Production spanned more than 3 years at a cost exceeding RM 5–6 million. It involved approximately 200 artists across hand-drawn animation, digital art, graphic design, and technical work. According to the producer, approximately 99% of the film was made in Malaysia. Production took place in four workstations in Peninsula Digitan's studios, with some background painting done in Jakarta, Indonesia, and Manila, Philippines. For background painting, artists were guided by the watercolour style of Kazuo Oga, the concept artist for Hayao Miyazaki films, and were inspired by films such as My Neighbor Totoro (1988) and Princess Mononoke (1997).

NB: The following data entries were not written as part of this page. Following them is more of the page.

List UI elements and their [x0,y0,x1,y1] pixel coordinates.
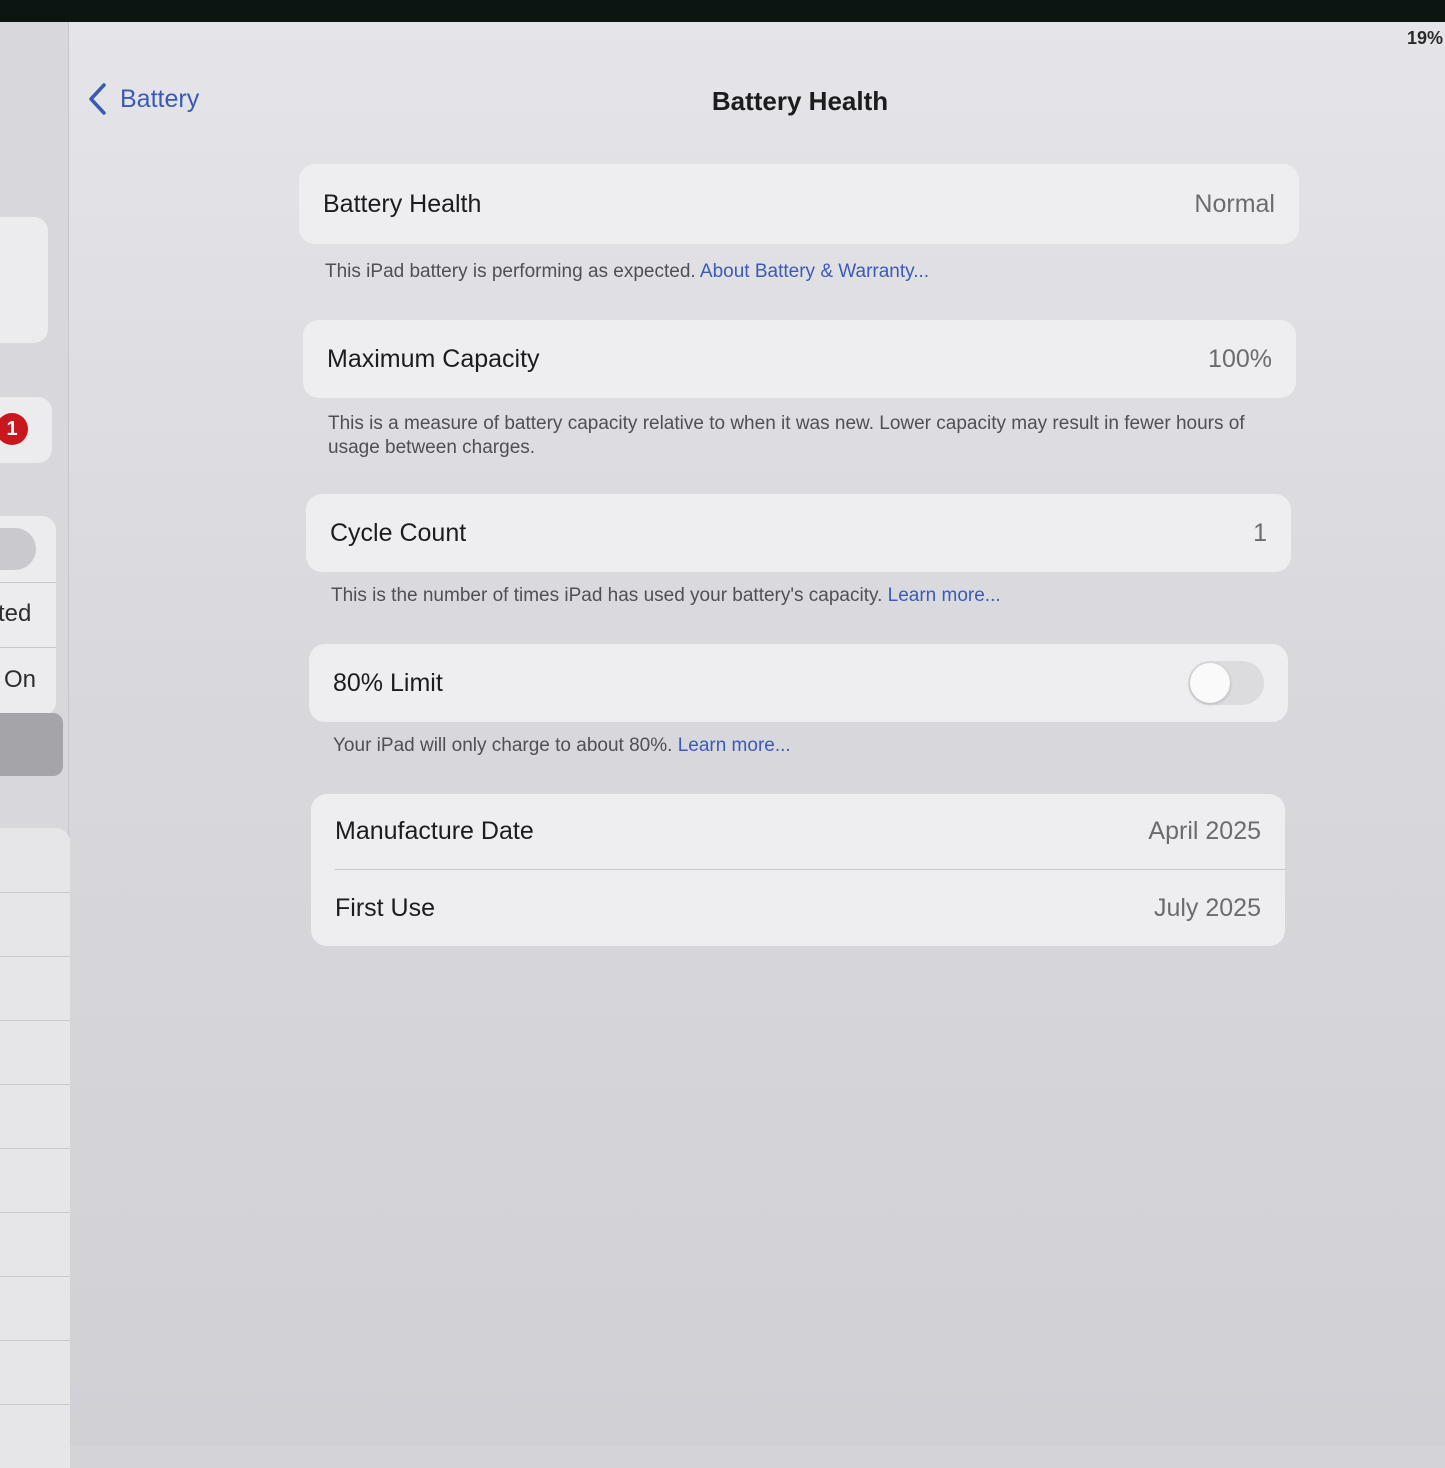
cycle-count-learn-more-link[interactable]: Learn more... [888,585,1001,606]
sidebar-item-text[interactable]: On [4,666,36,694]
first-use-row: First Use July 2025 [311,870,1285,946]
first-use-value: July 2025 [1153,893,1261,922]
manufacture-date-row: Manufacture Date April 2025 [311,794,1285,869]
about-battery-warranty-link[interactable]: About Battery & Warranty... [700,261,929,282]
chevron-left-icon [89,83,106,115]
sidebar-divider [0,1020,70,1021]
sidebar-divider [0,956,70,957]
limit-80-toggle[interactable] [1188,661,1264,705]
maximum-capacity-footer: This is a measure of battery capacity re… [328,413,1245,458]
battery-health-value: Normal [1194,189,1275,218]
limit-80-row: 80% Limit [309,644,1288,722]
sidebar-divider [0,582,56,583]
sidebar-divider [0,1212,70,1213]
toggle-knob [1190,663,1230,703]
settings-screen: 19% 1 ted On Battery Battery Health Batt… [0,22,1445,1468]
sidebar-item-battery-selected[interactable] [0,713,63,776]
maximum-capacity-label: Maximum Capacity [327,344,540,373]
footer-text: This is the number of times iPad has use… [331,585,888,606]
sidebar-divider [0,1276,70,1277]
sidebar-card[interactable] [0,217,48,343]
battery-percent: 19% [1406,28,1443,48]
sidebar-divider [0,1404,70,1405]
battery-health-footer: This iPad battery is performing as expec… [325,260,1285,284]
back-button-label: Battery [120,84,200,113]
cycle-count-footer: This is the number of times iPad has use… [331,584,1281,608]
cycle-count-row: Cycle Count 1 [306,494,1291,572]
manufacture-date-label: Manufacture Date [335,817,534,845]
device-bezel [0,0,1445,22]
cycle-count-label: Cycle Count [330,518,467,547]
cycle-count-value: 1 [1253,518,1267,547]
back-button[interactable]: Battery [86,82,199,116]
footer-text: Your iPad will only charge to about 80%. [333,735,678,756]
sidebar-divider [0,1148,70,1149]
battery-health-row: Battery Health Normal [299,164,1299,244]
sidebar-divider [0,892,70,893]
settings-sidebar: 1 ted On [0,22,70,1468]
limit-80-footer: Your iPad will only charge to about 80%.… [333,734,1283,758]
maximum-capacity-row: Maximum Capacity 100% [303,320,1296,398]
sidebar-divider [0,1084,70,1085]
sidebar-list [0,828,70,1468]
sidebar-divider [0,647,56,648]
first-use-label: First Use [335,893,435,922]
page-title: Battery Health [711,86,889,116]
limit-80-learn-more-link[interactable]: Learn more... [678,735,791,756]
sidebar-divider [0,1340,70,1341]
dates-group: Manufacture Date April 2025 First Use Ju… [311,794,1285,946]
limit-80-label: 80% Limit [333,668,443,697]
battery-health-label: Battery Health [323,189,482,218]
manufacture-date-value: April 2025 [1148,817,1261,845]
maximum-capacity-value: 100% [1208,344,1272,373]
footer-text: This iPad battery is performing as expec… [325,261,700,282]
sidebar-item-text[interactable]: ted [0,600,31,628]
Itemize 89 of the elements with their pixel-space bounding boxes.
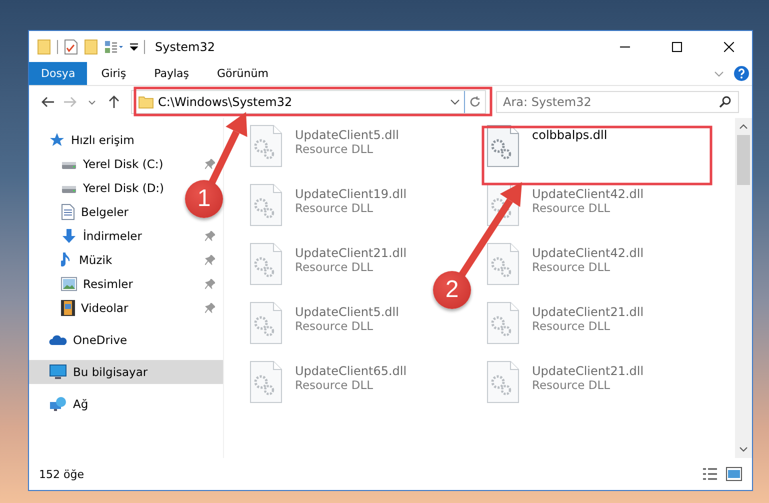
file-item[interactable]: UpdateClient21.dll Resource DLL bbox=[487, 361, 644, 420]
file-item[interactable]: UpdateClient42.dll Resource DLL bbox=[487, 243, 644, 302]
up-arrow-icon bbox=[108, 95, 120, 109]
download-arrow-icon bbox=[61, 228, 77, 244]
file-name: UpdateClient21.dll bbox=[295, 246, 407, 260]
nav-item[interactable]: İndirmeler bbox=[29, 224, 223, 248]
pin-icon[interactable] bbox=[205, 279, 215, 289]
file-type: Resource DLL bbox=[295, 142, 374, 156]
ribbon-tab[interactable]: Görünüm bbox=[203, 62, 282, 85]
file-name: UpdateClient21.dll bbox=[532, 364, 644, 378]
nav-item[interactable]: OneDrive bbox=[29, 328, 223, 352]
file-name: colbbalps.dll bbox=[532, 128, 608, 142]
dll-file-icon bbox=[250, 243, 282, 285]
file-name: UpdateClient21.dll bbox=[532, 305, 644, 319]
file-item[interactable]: UpdateClient5.dll Resource DLL bbox=[250, 302, 399, 361]
ribbon-tab[interactable]: Dosya bbox=[29, 62, 88, 85]
search-icon bbox=[719, 96, 731, 108]
file-type: Resource DLL bbox=[532, 378, 612, 392]
image-icon bbox=[61, 277, 77, 291]
file-type: Resource DLL bbox=[295, 378, 374, 392]
item-count: 152 öğe bbox=[39, 468, 85, 480]
file-type: Resource DLL bbox=[295, 319, 374, 333]
view-options-icon[interactable] bbox=[104, 40, 124, 54]
film-icon bbox=[61, 300, 75, 316]
file-item[interactable]: UpdateClient5.dll Resource DLL bbox=[250, 125, 399, 184]
nav-item[interactable]: Yerel Disk (D:) bbox=[29, 176, 168, 200]
dropdown-icon[interactable] bbox=[450, 99, 460, 105]
nav-item[interactable]: Videolar bbox=[29, 296, 223, 320]
file-name: UpdateClient19.dll bbox=[295, 187, 407, 201]
file-item[interactable]: UpdateClient21.dll Resource DLL bbox=[250, 243, 407, 302]
chevron-up-icon bbox=[739, 124, 748, 129]
ribbon-tab[interactable]: Paylaş bbox=[140, 62, 203, 85]
file-item[interactable]: UpdateClient21.dll Resource DLL bbox=[487, 302, 644, 361]
pin-icon[interactable] bbox=[205, 231, 215, 241]
file-type: Resource DLL bbox=[295, 260, 374, 274]
nav-item[interactable]: Resimler bbox=[29, 272, 223, 296]
back-arrow-icon bbox=[41, 96, 55, 108]
pin-icon[interactable] bbox=[205, 303, 215, 313]
pin-icon[interactable] bbox=[205, 159, 215, 169]
network-icon bbox=[49, 396, 67, 412]
nav-item[interactable]: Bu bilgisayar bbox=[29, 360, 223, 384]
dll-file-icon bbox=[487, 361, 519, 403]
dropdown-icon[interactable] bbox=[130, 42, 138, 52]
large-icons-view-icon[interactable] bbox=[726, 467, 742, 481]
file-type: Resource DLL bbox=[295, 201, 374, 215]
dll-file-icon bbox=[487, 125, 519, 167]
file-type: Resource DLL bbox=[532, 319, 612, 333]
document-icon bbox=[61, 204, 75, 220]
maximize-icon bbox=[672, 42, 682, 52]
chevron-down-icon[interactable] bbox=[714, 70, 724, 76]
star-icon bbox=[49, 132, 65, 148]
file-item[interactable]: UpdateClient19.dll Resource DLL bbox=[250, 184, 407, 243]
address-field[interactable]: C:\Windows\System32 bbox=[131, 90, 486, 114]
window-title: System32 bbox=[155, 40, 216, 54]
file-item[interactable]: colbbalps.dll bbox=[487, 125, 608, 184]
chevron-down-icon bbox=[88, 100, 96, 104]
nav-item[interactable]: Müzik bbox=[29, 248, 223, 272]
details-view-icon[interactable] bbox=[702, 467, 718, 481]
forward-arrow-icon bbox=[63, 96, 77, 108]
file-name: UpdateClient42.dll bbox=[532, 246, 644, 260]
file-name: UpdateClient5.dll bbox=[295, 305, 399, 319]
nav-item[interactable]: Belgeler bbox=[29, 200, 133, 224]
nav-item[interactable]: Yerel Disk (C:) bbox=[29, 152, 223, 176]
file-type: Resource DLL bbox=[532, 260, 612, 274]
ribbon-tab[interactable]: Giriş bbox=[87, 62, 140, 85]
nav-item[interactable]: Hızlı erişim bbox=[29, 128, 223, 152]
search-field[interactable]: Ara: System32 bbox=[496, 91, 739, 113]
dll-file-icon bbox=[250, 125, 282, 167]
pin-icon[interactable] bbox=[205, 255, 215, 265]
folder-icon bbox=[138, 95, 154, 109]
file-type: Resource DLL bbox=[532, 201, 612, 215]
scrollbar-thumb[interactable] bbox=[737, 135, 750, 185]
chevron-down-icon bbox=[739, 447, 748, 452]
file-name: UpdateClient5.dll bbox=[295, 128, 399, 142]
file-name: UpdateClient42.dll bbox=[532, 187, 644, 201]
file-item[interactable]: UpdateClient65.dll Resource DLL bbox=[250, 361, 407, 420]
computer-icon bbox=[49, 364, 67, 380]
dll-file-icon bbox=[250, 361, 282, 403]
properties-icon[interactable] bbox=[64, 38, 78, 54]
cloud-icon bbox=[49, 334, 67, 346]
close-icon bbox=[724, 42, 734, 52]
nav-item[interactable]: Ağ bbox=[29, 392, 223, 416]
dll-file-icon bbox=[250, 184, 282, 226]
dll-file-icon bbox=[250, 302, 282, 344]
file-name: UpdateClient65.dll bbox=[295, 364, 407, 378]
dll-file-icon bbox=[487, 243, 519, 285]
dll-file-icon bbox=[487, 302, 519, 344]
help-icon[interactable] bbox=[734, 66, 749, 81]
refresh-icon bbox=[469, 96, 481, 108]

The film blends 2D and 3D animation and was influenced by Japanese and Disney animation styles. The production faced technical challenges due to limited local experience, losing approximately 250,000 drawings and requiring recreation of 100–200 scenes. Voice recording was done before animation, requiring careful synchronisation.

== Release and reception ==
The film was officially launched on 20 August 1998 by Prime Minister Datuk Seri Dr. Mahathir Mohamad at Merdeka Hall, Putra World Trade Centre, and was released to the public on 27 August 1998. It was distributed by Peninsula Pictures Sdn Bhd.

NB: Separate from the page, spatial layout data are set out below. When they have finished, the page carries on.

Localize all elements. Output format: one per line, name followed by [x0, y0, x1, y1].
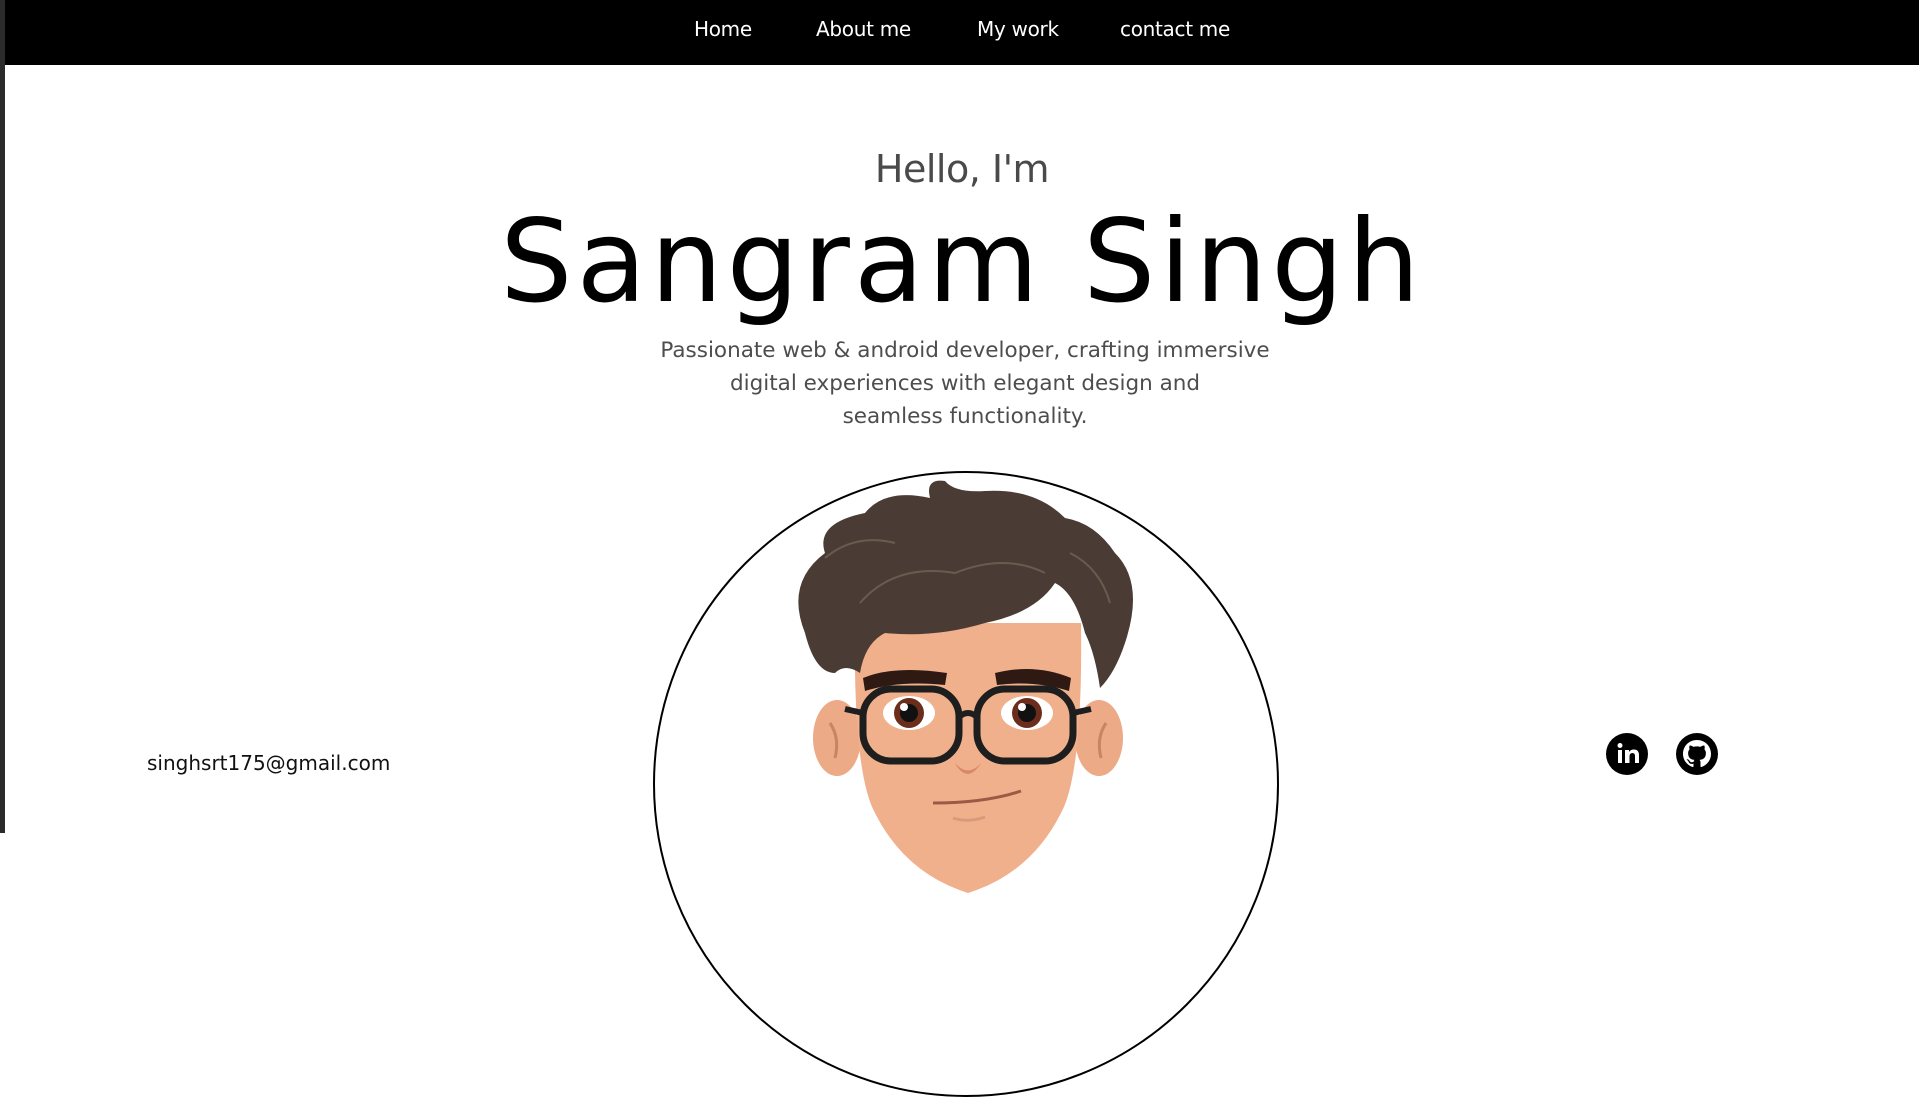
contact-email[interactable]: singhsrt175@gmail.com: [147, 751, 390, 775]
hero-tagline: Passionate web & android developer, craf…: [565, 334, 1365, 433]
nav-link-about[interactable]: About me: [816, 17, 911, 41]
nav-link-contact[interactable]: contact me: [1120, 17, 1230, 41]
tagline-line-2: digital experiences with elegant design …: [729, 371, 1201, 396]
nav-link-home[interactable]: Home: [694, 17, 752, 41]
avatar-illustration: [798, 480, 1133, 893]
page-frame: Home About me My work contact me Hello, …: [0, 0, 1919, 1097]
hero-greeting: Hello, I'm: [874, 147, 1050, 191]
linkedin-link[interactable]: [1606, 733, 1648, 775]
nav-link-work[interactable]: My work: [977, 17, 1059, 41]
hero-name: Sangram Singh: [500, 195, 1424, 328]
nav-links: Home About me My work contact me: [5, 0, 1919, 65]
linkedin-icon: [1617, 743, 1639, 763]
avatar-circle: [653, 471, 1279, 1097]
tagline-line-1: Passionate web & android developer, craf…: [660, 338, 1270, 363]
top-navbar: Home About me My work contact me: [5, 0, 1919, 65]
github-icon: [1683, 740, 1711, 768]
tagline-line-3: seamless functionality.: [842, 404, 1088, 429]
github-link[interactable]: [1676, 733, 1718, 775]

=== International release ===
Silat Legenda was also released in Singapore, with plans for international distribution in Brunei, Indonesia, Japan, Philippines, and selected Western countries, supported by an English-language dub for wider audiences.

=== Box office ===
Despite extensive marketing efforts, Silat Legenda grossed only RM141,700 at the box office and did not recover its production costs.

=== Marketing ===
Peninsula Pictures allocated approximately RM1 million for marketing and promotion. Campaigns included planned carnivals, treasure hunts, school outreach programmes, and the provision of free transportation for children in rural areas to attend screenings. Merchandise included mugs, caps, and T-shirts.

As part of the promotional campaign, The Making of Silat Legenda, a behind-the-scenes feature highlighting the animation process, voice acting, and soundtrack production, was released. A dedicated website launched in July 1998 and reportedly received 1,500 international enquiries even before its official launched.

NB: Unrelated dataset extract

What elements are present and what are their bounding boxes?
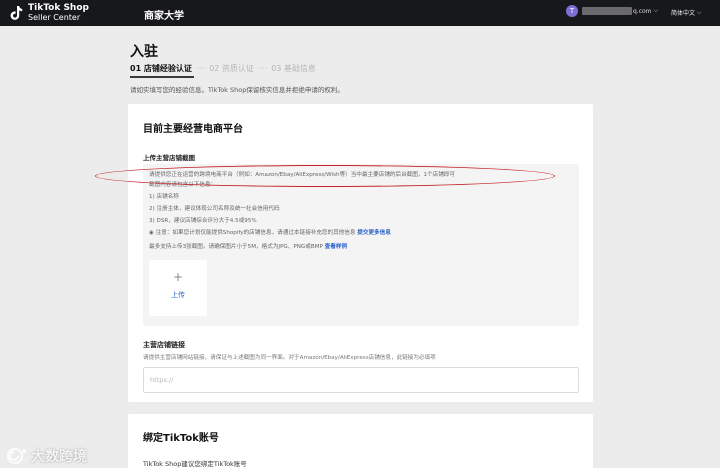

=== Critical reception ===
Critical response to Silat Legenda was mixed upon release, with several reviewers expressing disappointment despite acknowledging its historical significance. Marina Abdul Ghani of The Malay Mail wrote that “Silat Legenda, the country’s first animated film, is a less than mesmerising effort despite being a big-budget production.”

Roslen Fadzil of Harian Metro commented, “If you expect this film to be on the level of The Lion King or Mulan, you will be disappointed. However, Silat Legenda is not as weak as television cartoons such as Usop Sontorian or productions by Filem Negara.”

A. Wahab Hamzah of Utusan Malaysia awarded the film a B rating, describing it as a bold and creative first effort. He praised its cultural themes and sound design, particularly the use of Dolby Digital Surround, while noting shortcomings in animation quality when compared to international productions.

== Soundtrack ==

The film’s original soundtrack, Silat Legenda, was released in June 1998 by KRU Records and EMI Music Malaysia. The film’s score was composed and conducted by Sha'aban Yahya.

== Accolades ==

| Award | Category | Nominee(s) | Result | Ref. |
| 43rd Asia Pacific Film Festival (1998) | Official Selection | Silat Legenda | Nominated |  |
| 14th Malaysia Film Festival (1999) | Best New Director (Pengarah Harapan) | Hassan Muthalib | Nominated |  |
| Special Jury Award (First animated film) | Silat Legenda | Won |  |

== Legacy ==
Following Silat Legenda, director Hassan Muthalib planned an animated film about Panglima Awang, a renowned Malay navigator, intended for international audiences, but the project was ultimately not pursued.